As financial news watchers have probably already noticed, the word deflation has been coming up more frequently in news stories and discussions about the current national and global economic situation. Fiscal trend watchers worry about the potential effects that deflation could have on the global economy, such as prolonging the world-wide economic slowdown or even pushing the entire world into economic depression. While deflation certainly does have its dangers, it is possible to position oneself financially so as to reduce the potentially negative affects such a fiscal trend could have on your personal finances.

A recent USA Today article noted that “the prices of oil, food, cars, clothing and electronics have all plunged. Home prices continue to swoon and so do stock prices.”  Falling prices may, at first glance, seem like a good thing to the average consumer. However, a deeper look can offer a different view. The important thing to take note of is the reason for the decreasing prices. If the cause of lower prices is a systemic response to decreased demand due to turmoil and trouble in the economic system, then those lower prices may be an indicator of entering a period of deflation. 

The United States hasn’t seen significant deflation since the Great Depression, as was pointed out in an Associated Press article published on November 19, 2008. According to the article, “the U.S. Labor Department reported that consumer prices fell 1 percent in October from the previous month, the biggest fall since records began in 1947.” An article published at the on November 28, 2008, stated that “November’s numbers seem to be following suit.”

The deflation of the Great Depression is often referred to as a “deflationary spiral” because it was a prolonged period of deflation, lasting from 1930 to 1933, that fed upon itself, making the overall economic situation worse. Basically, low demand for goods, due to economic worries and a lack of income – discretionary or otherwise – pushed prices down. That cut into business profits, and resulted in lay-offs and business failures, increasing unemployment, as well as fear and worry about money and the future, creating the classic vicious cycle.

Debt is another aspect of deflation that is dangerous, and very clearly a risk in our current multi-level indebted state. With personal, big business, and governmental debt reaching record levels, the affects of a deflationary cycle could be very painful indeed. That is because, as Mike Summey explained in his article, “inflation rewards debt by allowing debtors to repay loans with cheaper dollars. It acts much like a tax on savings because it erodes the purchasing power of the dollar. Deflation works in just the opposite way: It rewards savings and forces debtors to repay loans with dollars that are harder to earn and have greater buying power than the dollars that were borrowed.”
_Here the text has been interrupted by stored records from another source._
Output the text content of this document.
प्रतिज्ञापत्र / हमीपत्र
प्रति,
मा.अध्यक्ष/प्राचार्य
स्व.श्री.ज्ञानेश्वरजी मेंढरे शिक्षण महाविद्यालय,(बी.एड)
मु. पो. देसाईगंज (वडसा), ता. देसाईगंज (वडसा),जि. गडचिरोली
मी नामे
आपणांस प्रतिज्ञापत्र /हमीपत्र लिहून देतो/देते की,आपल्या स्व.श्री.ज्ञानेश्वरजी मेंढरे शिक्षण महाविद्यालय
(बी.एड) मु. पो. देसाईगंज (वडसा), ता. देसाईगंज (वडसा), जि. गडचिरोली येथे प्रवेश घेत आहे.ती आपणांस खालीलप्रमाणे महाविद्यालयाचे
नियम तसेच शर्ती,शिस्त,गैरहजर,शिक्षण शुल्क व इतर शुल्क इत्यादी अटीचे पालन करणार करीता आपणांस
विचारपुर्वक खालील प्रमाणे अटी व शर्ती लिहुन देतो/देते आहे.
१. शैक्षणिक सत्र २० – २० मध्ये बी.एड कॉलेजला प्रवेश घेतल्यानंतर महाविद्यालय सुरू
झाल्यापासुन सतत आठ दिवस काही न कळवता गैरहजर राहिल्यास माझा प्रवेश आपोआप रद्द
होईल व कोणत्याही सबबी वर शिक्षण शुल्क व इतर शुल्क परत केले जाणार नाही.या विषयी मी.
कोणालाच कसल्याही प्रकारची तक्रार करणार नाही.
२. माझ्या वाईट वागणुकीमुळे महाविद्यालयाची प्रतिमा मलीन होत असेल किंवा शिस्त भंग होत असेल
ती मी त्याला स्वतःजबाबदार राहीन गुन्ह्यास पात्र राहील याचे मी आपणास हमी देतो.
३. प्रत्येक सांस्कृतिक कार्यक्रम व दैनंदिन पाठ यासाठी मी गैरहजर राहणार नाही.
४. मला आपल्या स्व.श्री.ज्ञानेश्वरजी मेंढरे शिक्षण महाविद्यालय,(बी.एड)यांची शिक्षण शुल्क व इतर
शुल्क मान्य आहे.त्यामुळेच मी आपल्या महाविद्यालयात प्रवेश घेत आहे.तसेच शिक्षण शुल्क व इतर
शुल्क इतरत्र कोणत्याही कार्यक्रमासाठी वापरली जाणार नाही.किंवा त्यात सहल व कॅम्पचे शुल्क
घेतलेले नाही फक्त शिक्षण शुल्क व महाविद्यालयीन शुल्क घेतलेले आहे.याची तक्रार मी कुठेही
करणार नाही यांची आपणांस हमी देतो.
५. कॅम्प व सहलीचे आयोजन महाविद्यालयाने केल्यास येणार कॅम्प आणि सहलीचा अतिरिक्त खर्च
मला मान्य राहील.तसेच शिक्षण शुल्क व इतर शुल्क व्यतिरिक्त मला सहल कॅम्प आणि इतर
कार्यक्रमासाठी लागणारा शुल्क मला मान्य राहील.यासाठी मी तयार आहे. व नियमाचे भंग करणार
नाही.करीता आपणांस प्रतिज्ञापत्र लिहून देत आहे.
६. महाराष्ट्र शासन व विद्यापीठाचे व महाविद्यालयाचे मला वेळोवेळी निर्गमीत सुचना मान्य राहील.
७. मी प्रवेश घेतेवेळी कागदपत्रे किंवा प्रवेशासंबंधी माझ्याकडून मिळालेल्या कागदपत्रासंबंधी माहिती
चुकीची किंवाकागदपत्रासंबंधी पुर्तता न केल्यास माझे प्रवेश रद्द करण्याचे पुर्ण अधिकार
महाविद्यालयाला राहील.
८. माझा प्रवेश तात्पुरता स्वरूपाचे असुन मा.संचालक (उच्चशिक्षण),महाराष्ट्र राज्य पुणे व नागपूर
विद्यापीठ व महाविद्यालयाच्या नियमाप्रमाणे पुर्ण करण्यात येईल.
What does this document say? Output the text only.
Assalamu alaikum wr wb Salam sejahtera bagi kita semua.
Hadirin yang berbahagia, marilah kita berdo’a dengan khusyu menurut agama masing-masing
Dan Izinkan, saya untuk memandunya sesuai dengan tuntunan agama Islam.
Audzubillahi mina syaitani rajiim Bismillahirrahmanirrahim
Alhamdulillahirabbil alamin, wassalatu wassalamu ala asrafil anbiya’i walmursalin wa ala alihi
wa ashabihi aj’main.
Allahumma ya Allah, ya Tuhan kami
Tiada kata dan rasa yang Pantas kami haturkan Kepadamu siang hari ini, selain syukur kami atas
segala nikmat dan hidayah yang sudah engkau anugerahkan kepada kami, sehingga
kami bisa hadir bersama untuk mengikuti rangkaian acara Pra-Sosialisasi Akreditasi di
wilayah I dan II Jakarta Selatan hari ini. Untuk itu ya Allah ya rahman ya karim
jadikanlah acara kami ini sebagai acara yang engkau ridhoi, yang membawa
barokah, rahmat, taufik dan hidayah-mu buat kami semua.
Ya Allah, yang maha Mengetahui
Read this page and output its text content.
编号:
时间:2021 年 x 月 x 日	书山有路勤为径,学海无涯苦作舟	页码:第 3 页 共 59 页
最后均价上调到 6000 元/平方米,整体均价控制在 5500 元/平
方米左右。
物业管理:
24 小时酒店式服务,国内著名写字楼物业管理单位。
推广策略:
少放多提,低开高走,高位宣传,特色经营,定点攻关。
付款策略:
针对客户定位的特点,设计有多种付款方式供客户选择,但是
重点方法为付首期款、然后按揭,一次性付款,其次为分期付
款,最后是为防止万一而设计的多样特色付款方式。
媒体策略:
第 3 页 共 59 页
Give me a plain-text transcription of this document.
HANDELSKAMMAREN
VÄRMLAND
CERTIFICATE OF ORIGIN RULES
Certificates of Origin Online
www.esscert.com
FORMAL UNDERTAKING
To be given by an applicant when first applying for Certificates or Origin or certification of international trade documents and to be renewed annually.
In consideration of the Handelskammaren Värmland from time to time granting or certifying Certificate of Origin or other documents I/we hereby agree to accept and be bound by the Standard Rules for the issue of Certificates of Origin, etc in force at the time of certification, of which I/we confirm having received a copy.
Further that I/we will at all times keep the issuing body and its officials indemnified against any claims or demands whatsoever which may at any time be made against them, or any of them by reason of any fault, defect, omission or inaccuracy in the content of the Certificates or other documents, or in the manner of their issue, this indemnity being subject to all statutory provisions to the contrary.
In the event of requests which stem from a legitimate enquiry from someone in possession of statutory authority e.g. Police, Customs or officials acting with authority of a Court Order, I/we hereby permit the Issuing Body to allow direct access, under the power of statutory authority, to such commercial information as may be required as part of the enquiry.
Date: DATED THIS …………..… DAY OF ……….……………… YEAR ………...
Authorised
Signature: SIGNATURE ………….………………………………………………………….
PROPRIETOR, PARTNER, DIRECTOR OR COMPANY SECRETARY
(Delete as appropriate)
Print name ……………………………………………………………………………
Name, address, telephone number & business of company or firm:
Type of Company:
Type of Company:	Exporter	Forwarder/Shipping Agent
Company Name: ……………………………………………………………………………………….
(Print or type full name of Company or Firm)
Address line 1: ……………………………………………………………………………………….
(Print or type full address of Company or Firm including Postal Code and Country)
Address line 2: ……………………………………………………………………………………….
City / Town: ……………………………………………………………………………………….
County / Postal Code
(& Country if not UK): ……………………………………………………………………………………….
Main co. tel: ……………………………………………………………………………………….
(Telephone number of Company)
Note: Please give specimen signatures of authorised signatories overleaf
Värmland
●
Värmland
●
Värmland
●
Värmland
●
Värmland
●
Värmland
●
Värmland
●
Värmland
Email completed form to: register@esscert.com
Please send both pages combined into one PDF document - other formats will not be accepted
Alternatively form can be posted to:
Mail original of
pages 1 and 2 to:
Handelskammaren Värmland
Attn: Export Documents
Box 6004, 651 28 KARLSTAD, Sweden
Furthermore, being burdened with debt and less access to credit as struggling lenders reduce the amount of money they are loaning, many consumers will focus on paying debts and have little left over for spending beyond the essentials. This feeds right into the pattern of deflation. As Summey so aptly stated, “the most frightening thing about deflation, is that reducing debt and increasing savings only exacerbates the problem. Falling consumption coupled with the hoarding of cash only hastens the kind of deflationary spiral that led to the Great Depression.” 

Recent reports state that Federal Reserve officials say there is little chance of the US entering into a deflationary spiral and that there is no need to worry about the potential of a Great Depression type cycle of deflation occurring. Of course, this is the same group that was shocked, simply shocked, by the results of the housing bubble, the sub-prime mortgage meltdown, and the other major economic problems we face today.

We may be better off to take out a financial terms dictionary and make a little deflation checklist. Tightening of credit? Check. Deflating asset prices? Hmmm… housing, stocks, oil, commodities… better make that a check. OK, how about a significant decrease in consumer spending and demand? Check. Falling 401ks and other widespread incidents of negative risk adjusted rates of return? Check. Well, looking at the checklist, and what we see happening in the news on all of the basic economic fronts, even though the Fed officials say there is no real call for deflationary concern, it may be a good idea to take some steps to position yourself to be better able to financially withstand a deflationary period.

In any case, the best things that you can do to protect yourself against the negative potentials of a deflationary cycle are good for you anyway. So, even if the Federal Reserve officials are right, you’ll still be better off in the end if you concern yourself right now with working to reduce debt and increase savings. Granted, these things – in some economic viewpoints – may not be ‘good’ for the economy as a whole, or at least not the credit dependant, non-producing, consumption based, service industry economy we have sacrificed our manufacturing base and old-school thrift values for. They are, however, good for the individual and, as those who find our current system wrong-headed and unsustainable believe, better in the long-term for the overall economy.

At this point, the trouble in the economy is so deep rooted that there is little that can be done other than to watch it all unwind and self-correct. Thus, the individual needs to focus on what is best for his or her household economy and work towards making sure that they are positioned as well as possible. Paying down debt will make for more financial freedom of movement and even allow one to take some benefit from deflating prices, such as stocking up on non-perishable goods or buying assets at deflated prices. Increasing savings will offer a valuable cushion against the economic uncertainties on the horizon.